Why this is good news
- Many startups and growth‑stage companies already use RSUs / SARs in practice.
- Formal recognition in company law gives **comfort to Boards, investors and employees**.
**CS action point:**
- Review existing ESOP / RSU / SAR schemes to ensure that once rules are notified, terminology and documentation are aligned.
7. AGMs and EGMs via Video‑Conferencing – With a Physical AGM Condition
A very practical change in the Bill is that it will allow:
- **Annual General Meetings (AGMs)** and
- **Extraordinary General Meetings (EGMs)**
by **video‑conferencing**, subject to conditions. At the same time, the Bill proposes that at least **one AGM must be held in physical mode within a specified period**.
Practical benefits
- Companies with dispersed shareholders or promoters outside India can conduct meetings more efficiently.
- Travel and logistical costs reduce significantly.
- Shareholder participation may actually improve when VC is properly managed.
Things to watch
- The detailed rules for quorum, proxy / representation, e‑voting and recording will be critical.
- The requirement of one physical AGM within a period keeps a minimum level of face‑to‑face interaction intact.
**CS action point:**
- Start designing **standard operating procedures (SOPs)** for VC‑based meetings:
invitations, identity verification, attendance registers, recording, poll / voting, and post‑meeting records.
8. Overall Direction – Easier Compliance, Higher Expectations
When you look at these proposals together, a consistent pattern appears:
- For companies: **procedural pain is being reduced** – fewer criminal provisions, more flexibility in capital and meetings, recognition of modern compensation and structures.
- For professionals and regulators: **expectations are going up** – higher standards for audit, more clarity around NFRA’s powers, and greater scrutiny in areas that affect investor protection.
For practicing Company Secretaries, this means:
- We will spend **less time firefighting minor defaults** and more time on systems and governance.
- Boards will look to us for clear, practical notes on how these changes affect their decisions in real life.
How to Prepare as a Practicing CS
1. **Track the final Act and Rules**
This blog is based on the Bill as reported. The final version and detailed Rules will matter.

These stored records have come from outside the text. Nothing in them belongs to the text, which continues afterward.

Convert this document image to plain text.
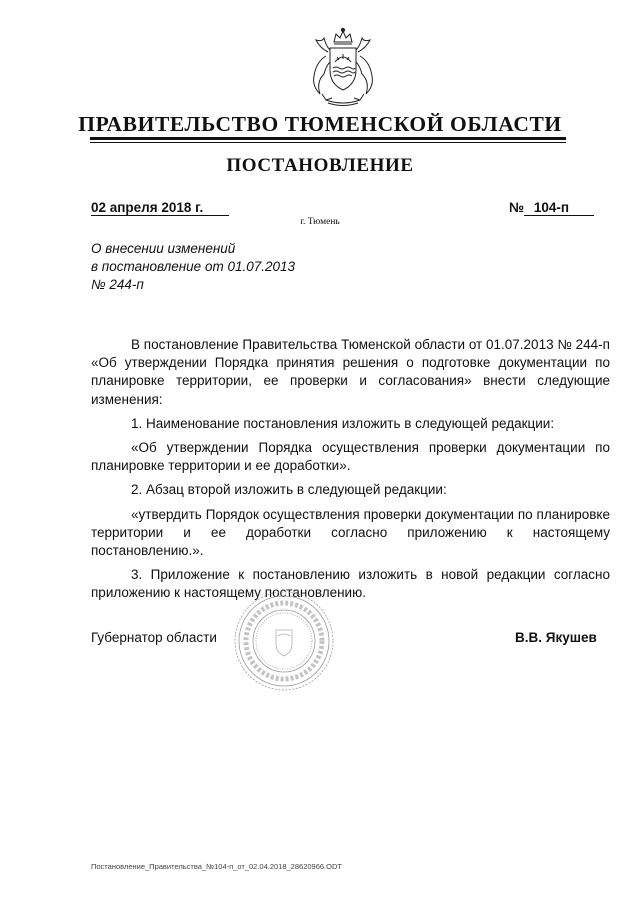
ПРАВИТЕЛЬСТВО ТЮМЕНСКОЙ ОБЛАСТИ
ПОСТАНОВЛЕНИЕ
02 апреля 2018 г.	№ 104-п
г. Тюмень
О внесении изменений
в постановление от 01.07.2013
№ 244-п

В постановление Правительства Тюменской области от 01.07.2013 № 244-п «Об утверждении Порядка принятия решения о подготовке документации по планировке территории, ее проверки и согласования» внести следующие изменения:

1. Наименование постановления изложить в следующей редакции:

«Об утверждении Порядка осуществления проверки документации по планировке территории и ее доработки».

2. Абзац второй изложить в следующей редакции:

«утвердить Порядок осуществления проверки документации по планировке территории и ее доработки согласно приложению к настоящему постановлению.».

3. Приложение к постановлению изложить в новой редакции согласно приложению к настоящему постановлению.

Губернатор области	В.В. Якушев
Постановление_Правительства_№104-п_от_02.04.2018_28620966.ODT
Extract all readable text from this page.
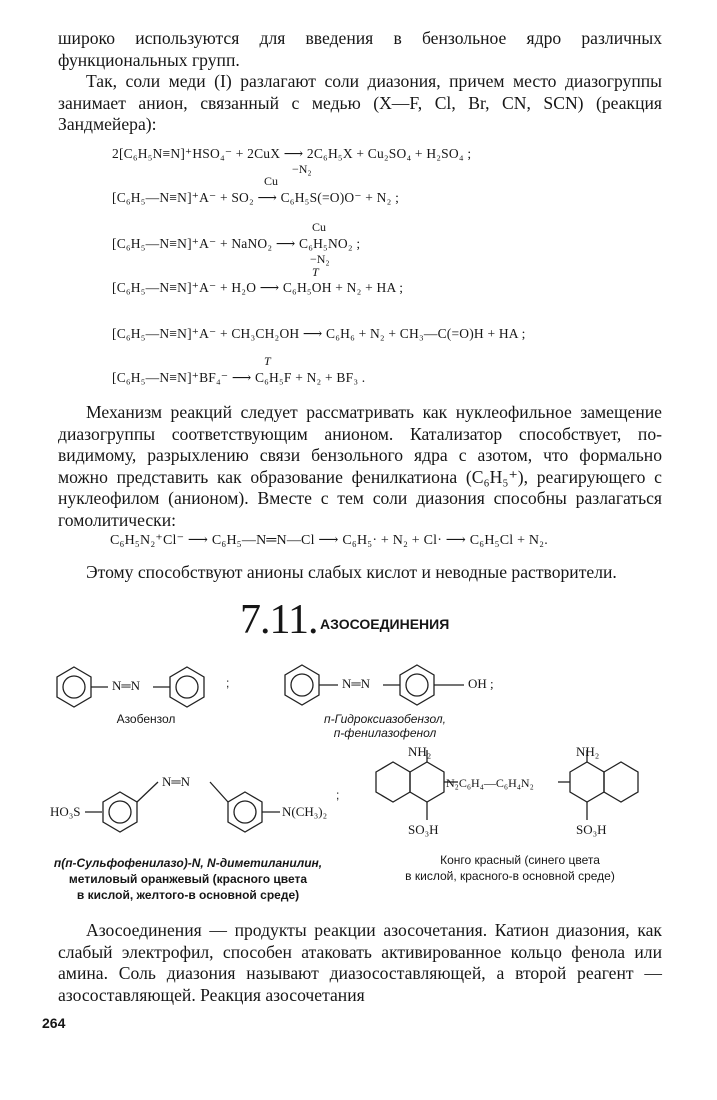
широко используются для введения в бензольное ядро различных функциональных групп.

Так, соли меди (I) разлагают соли диазония, причем место диазогруппы занимает анион, связанный с медью (X—F, Cl, Br, CN, SCN) (реакция Зандмейера):

2[C₆H₅N≡N]⁺HSO₄⁻ + 2CuX ⟶ 2C₆H₅X + Cu₂SO₄ + H₂SO₄ ;
−N₂
Cu
[C₆H₅—N≡N]⁺A⁻ + SO₂ ⟶ C₆H₅S(=O)O⁻ + N₂ ;
Cu
[C₆H₅—N≡N]⁺A⁻ + NaNO₂ ⟶ C₆H₅NO₂ ;
−N₂
T
[C₆H₅—N≡N]⁺A⁻ + H₂O ⟶ C₆H₅OH + N₂ + HA ;
[C₆H₅—N≡N]⁺A⁻ + CH₃CH₂OH ⟶ C₆H₆ + N₂ + CH₃—C(=O)H + HA ;
T
[C₆H₅—N≡N]⁺BF₄⁻ ⟶ C₆H₅F + N₂ + BF₃ .

Механизм реакций следует рассматривать как нуклеофильное замещение диазогруппы соответствующим анионом. Катализатор способствует, по-видимому, разрыхлению связи бензольного ядра с азотом, что формально можно представить как образование фенилкатиона (C₆H₅⁺), реагирующего с нуклеофилом (анионом). Вместе с тем соли диазония способны разлагаться гомолитически:

C₆H₅N₂⁺Cl⁻ ⟶ C₆H₅—N═N—Cl ⟶ C₆H₅· + N₂ + Cl· ⟶ C₆H₅Cl + N₂.

Этому способствуют анионы слабых кислот и неводные растворители.

7.11. АЗОСОЕДИНЕНИЯ
N═N	;
Азобензол
N═N	OH ;
п-Гидроксиазобензол,
п-фенилазофенол
HO₃S
N═N
N(CH₃)₂
;
п(п-Сульфофенилазо)-N, N-диметиланилин,
метиловый оранжевый (красного цвета
в кислой, желтого-в основной среде)
NH₂	NH₂
N₂C₆H₄—C₆H₄N₂
SO₃H	SO₃H
Конго красный (синего цвета
в кислой, красного-в основной среде)

Азосоединения — продукты реакции азосочетания. Катион диазония, как слабый электрофил, способен атаковать активированное кольцо фенола или амина. Соль диазония называют диазосоставляющей, а второй реагент — азосоставляющей. Реакция азосочетания

264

2. **Update your internal checklists**
For audits, buy‑back, ESOPs/RSUs/SARs and meetings via VC, keep a live checklist that you update as the law evolves.
3. **Communicate with clients early**
Short briefing notes, webinars or WhatsApp broadcasts for your clients can position you as the go‑to expert on these changes.
4. **Document Board education**
When you brief directors or committees, record it in the minutes. It shows that the Board was kept updated on regulatory developments.
**Disclaimer:** This article is generated with the help of AI (SushilClaw and an AI agent) based on a news report and general understanding of proposed amendments to corporate laws in India. It is for informational purposes only and is **not** a substitute for professional advice. The Bill may be amended before being enacted. Please consult your Company Secretary, Chartered Accountant or legal advisor and refer to the final Act/Rules before taking any decision.